We don't need perfect retrieval if we've got plenty of replica space. Usenet solved degradation with PAR[0] files.

Extensive replication and error correction could go a long way to making this at least remotely viable.

0: https://en.m.wikipedia.org/wiki/Parchive


One of my favorite facts is that the average male ejaculate contains 220PB of data.


Never underestimate the bandwidth of… (the rest is left as an exercise to the reader)


Quick search says, a single sperm contains around 787MB of data.

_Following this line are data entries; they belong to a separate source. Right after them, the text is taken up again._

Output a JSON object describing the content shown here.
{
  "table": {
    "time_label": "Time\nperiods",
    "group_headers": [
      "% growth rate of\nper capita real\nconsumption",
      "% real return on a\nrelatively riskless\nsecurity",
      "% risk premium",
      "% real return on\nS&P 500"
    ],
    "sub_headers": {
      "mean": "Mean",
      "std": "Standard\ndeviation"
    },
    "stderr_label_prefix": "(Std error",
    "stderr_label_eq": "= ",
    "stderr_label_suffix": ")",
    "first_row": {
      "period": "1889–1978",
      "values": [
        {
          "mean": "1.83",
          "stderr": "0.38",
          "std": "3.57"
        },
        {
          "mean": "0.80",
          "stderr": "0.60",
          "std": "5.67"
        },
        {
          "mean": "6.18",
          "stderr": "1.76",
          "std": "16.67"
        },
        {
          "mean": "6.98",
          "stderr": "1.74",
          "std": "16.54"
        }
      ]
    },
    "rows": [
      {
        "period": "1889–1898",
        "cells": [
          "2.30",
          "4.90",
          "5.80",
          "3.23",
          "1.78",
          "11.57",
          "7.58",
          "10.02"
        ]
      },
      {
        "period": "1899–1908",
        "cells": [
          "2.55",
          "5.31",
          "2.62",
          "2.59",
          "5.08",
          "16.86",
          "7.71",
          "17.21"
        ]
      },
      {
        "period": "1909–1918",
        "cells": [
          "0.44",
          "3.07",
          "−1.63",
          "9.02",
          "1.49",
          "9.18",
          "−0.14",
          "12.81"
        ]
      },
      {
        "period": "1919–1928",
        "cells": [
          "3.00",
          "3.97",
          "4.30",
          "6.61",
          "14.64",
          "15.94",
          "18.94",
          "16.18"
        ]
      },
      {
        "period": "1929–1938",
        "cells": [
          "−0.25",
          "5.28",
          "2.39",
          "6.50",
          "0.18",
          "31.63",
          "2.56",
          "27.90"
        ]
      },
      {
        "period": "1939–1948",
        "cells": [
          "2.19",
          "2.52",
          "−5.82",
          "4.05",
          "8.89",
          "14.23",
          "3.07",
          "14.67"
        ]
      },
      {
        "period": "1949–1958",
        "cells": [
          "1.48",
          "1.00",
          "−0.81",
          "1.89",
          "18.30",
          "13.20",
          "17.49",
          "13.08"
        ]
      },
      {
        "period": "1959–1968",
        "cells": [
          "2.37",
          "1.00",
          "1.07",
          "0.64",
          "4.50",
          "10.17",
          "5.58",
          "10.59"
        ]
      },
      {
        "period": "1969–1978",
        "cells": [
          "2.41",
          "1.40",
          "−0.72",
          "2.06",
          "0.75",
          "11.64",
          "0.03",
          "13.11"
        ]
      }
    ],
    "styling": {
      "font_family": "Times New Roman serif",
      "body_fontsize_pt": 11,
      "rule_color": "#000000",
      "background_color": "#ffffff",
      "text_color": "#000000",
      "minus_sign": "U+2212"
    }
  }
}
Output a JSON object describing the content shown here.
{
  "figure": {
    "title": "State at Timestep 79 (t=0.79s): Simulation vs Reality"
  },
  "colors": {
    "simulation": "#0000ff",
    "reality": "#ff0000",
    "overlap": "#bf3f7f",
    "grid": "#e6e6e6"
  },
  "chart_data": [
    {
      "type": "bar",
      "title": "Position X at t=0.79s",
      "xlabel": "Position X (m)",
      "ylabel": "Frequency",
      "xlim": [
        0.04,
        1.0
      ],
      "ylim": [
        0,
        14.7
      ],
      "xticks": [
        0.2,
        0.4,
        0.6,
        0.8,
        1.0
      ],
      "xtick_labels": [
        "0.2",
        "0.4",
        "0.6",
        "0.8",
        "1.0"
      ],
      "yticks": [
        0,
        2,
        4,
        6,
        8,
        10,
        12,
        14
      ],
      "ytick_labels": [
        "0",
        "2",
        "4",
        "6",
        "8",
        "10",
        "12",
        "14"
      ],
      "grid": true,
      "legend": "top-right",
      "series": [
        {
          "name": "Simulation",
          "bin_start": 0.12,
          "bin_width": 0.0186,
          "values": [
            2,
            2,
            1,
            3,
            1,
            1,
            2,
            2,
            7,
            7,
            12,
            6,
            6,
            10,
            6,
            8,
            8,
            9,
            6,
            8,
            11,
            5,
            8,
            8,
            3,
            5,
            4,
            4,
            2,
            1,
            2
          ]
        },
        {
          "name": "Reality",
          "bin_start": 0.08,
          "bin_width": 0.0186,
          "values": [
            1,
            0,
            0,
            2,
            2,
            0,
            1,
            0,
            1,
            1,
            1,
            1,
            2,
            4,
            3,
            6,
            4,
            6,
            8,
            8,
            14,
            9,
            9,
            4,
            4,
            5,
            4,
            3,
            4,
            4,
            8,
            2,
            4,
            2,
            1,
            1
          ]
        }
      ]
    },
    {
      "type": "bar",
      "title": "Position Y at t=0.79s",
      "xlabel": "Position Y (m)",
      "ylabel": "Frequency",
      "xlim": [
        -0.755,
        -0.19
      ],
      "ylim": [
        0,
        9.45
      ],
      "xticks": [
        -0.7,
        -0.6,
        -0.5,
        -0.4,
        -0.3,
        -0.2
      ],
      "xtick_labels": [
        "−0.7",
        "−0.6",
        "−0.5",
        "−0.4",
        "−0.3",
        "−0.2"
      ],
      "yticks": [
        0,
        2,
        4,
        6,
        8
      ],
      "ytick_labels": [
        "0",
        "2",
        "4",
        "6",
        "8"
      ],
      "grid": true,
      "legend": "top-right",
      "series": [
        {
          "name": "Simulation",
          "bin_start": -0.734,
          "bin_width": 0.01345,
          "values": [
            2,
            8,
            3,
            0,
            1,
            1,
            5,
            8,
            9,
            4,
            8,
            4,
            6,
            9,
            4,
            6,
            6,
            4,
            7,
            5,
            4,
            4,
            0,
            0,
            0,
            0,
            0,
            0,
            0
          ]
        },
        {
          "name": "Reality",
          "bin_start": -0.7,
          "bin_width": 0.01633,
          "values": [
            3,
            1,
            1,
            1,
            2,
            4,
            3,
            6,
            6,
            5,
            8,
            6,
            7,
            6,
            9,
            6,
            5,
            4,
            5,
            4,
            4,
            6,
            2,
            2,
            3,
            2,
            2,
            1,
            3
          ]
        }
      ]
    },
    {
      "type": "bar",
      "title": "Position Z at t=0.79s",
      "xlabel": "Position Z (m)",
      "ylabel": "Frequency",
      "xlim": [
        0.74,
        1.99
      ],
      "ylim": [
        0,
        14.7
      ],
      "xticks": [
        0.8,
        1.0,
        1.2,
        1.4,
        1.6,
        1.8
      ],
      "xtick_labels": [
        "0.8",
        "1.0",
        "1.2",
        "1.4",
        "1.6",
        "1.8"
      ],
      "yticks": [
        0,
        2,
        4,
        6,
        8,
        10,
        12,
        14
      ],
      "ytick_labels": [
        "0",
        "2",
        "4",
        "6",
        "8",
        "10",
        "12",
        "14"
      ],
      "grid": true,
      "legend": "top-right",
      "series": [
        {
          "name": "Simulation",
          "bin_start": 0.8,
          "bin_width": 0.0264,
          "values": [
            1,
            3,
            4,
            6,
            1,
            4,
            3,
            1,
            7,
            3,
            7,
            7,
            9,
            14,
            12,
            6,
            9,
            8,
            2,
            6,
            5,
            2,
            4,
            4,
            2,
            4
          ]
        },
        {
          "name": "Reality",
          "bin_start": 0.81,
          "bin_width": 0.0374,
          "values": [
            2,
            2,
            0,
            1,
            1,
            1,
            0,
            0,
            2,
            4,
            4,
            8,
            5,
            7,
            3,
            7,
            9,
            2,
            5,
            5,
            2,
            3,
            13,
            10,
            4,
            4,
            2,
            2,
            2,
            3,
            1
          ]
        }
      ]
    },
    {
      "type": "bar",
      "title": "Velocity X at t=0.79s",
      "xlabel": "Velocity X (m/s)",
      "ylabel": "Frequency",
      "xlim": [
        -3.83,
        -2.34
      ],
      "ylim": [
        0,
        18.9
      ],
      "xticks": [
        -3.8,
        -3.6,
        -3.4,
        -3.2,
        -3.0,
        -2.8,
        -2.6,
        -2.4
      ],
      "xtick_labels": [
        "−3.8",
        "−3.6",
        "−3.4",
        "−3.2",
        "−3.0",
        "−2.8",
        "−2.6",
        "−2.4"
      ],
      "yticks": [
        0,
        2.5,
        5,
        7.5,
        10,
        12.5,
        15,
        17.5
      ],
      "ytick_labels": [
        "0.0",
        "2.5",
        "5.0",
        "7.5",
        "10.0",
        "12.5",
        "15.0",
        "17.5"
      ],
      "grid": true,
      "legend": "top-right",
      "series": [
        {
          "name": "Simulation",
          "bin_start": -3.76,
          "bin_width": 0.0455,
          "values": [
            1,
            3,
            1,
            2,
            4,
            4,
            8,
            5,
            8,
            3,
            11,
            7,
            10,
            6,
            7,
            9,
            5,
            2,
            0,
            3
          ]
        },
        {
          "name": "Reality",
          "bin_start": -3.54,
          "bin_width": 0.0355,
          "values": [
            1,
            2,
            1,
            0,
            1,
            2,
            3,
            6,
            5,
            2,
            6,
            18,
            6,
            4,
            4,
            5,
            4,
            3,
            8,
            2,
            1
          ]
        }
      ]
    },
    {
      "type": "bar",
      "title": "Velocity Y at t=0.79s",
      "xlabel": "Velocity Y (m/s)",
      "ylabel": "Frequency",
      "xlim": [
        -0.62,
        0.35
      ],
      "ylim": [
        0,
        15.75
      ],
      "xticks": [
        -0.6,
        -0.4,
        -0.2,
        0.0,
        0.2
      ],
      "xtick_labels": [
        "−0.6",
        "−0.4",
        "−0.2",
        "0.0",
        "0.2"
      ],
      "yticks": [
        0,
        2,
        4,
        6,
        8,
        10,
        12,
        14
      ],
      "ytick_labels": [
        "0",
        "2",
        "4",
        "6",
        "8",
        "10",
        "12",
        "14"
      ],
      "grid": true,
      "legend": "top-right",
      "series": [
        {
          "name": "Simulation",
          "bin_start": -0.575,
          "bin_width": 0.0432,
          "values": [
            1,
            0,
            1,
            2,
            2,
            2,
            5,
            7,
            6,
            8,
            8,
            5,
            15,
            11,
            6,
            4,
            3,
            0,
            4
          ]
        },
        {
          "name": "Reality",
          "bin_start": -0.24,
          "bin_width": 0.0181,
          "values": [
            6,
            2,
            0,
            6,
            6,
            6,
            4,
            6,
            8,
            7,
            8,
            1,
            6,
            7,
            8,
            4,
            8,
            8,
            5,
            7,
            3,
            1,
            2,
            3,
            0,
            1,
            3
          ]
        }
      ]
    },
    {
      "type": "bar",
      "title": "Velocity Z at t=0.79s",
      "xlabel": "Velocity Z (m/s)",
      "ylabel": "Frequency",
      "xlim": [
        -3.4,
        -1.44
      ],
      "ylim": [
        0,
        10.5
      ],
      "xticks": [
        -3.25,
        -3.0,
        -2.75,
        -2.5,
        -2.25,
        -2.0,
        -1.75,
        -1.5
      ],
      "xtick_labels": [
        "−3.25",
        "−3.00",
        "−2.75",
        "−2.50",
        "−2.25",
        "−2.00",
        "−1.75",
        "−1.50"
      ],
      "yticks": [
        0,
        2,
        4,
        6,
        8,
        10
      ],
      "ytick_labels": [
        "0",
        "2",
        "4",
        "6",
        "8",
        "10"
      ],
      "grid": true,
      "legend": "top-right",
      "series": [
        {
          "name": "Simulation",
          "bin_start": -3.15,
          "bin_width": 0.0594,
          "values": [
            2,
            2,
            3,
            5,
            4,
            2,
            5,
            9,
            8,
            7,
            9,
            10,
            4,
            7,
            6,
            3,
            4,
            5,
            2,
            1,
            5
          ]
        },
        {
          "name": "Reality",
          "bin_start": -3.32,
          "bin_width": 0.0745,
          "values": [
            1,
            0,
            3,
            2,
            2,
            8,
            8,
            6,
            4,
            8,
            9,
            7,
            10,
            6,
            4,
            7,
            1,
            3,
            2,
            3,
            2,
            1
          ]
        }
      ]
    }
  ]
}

The average speed of one of those swimmers is around 5mm/min and on an average there are around 280 million of them in the race.

Curious folks can calculate the bandwidth themselves.


So, it will definitely _load_


Yes, but it's more like UDP than it is TCP. TCP has acknowledgements and retries. UDP is "fire and forget".


Could liquid hard drives be the next big thing?


Storage is only 1/2 the problem. You still have to access it in an organized way.


Total?

Then it has a lot of redundant information.


DNA data is interesting but I have to figure that it would be more interesting to encode information into protein. DNA is 4 bases, more information than binary certainly, but with protein chains you could use all the amino acids there are. Apparently 500 have been found in nature so far although us humans personally use far fewer. It would also seem to me you could engineer a stronger protein structure then how DNA is structured.


Sure, but existing protein sequencing and synthesis technologies are severely limited. You'd lose so many orders of magnitude in scale, speed and cost that the increase in the number of characters wouldn't be worth it.


If you've ever watched the movie Zero Theorem, their data analysts use data captures in fluid dynamics to manipulate and process the data. I always that that was a really interesting concept.


Now if only we could build a molecular Turing machine that can replicate and distribute the data so it is processed in an ever increasing parallel way.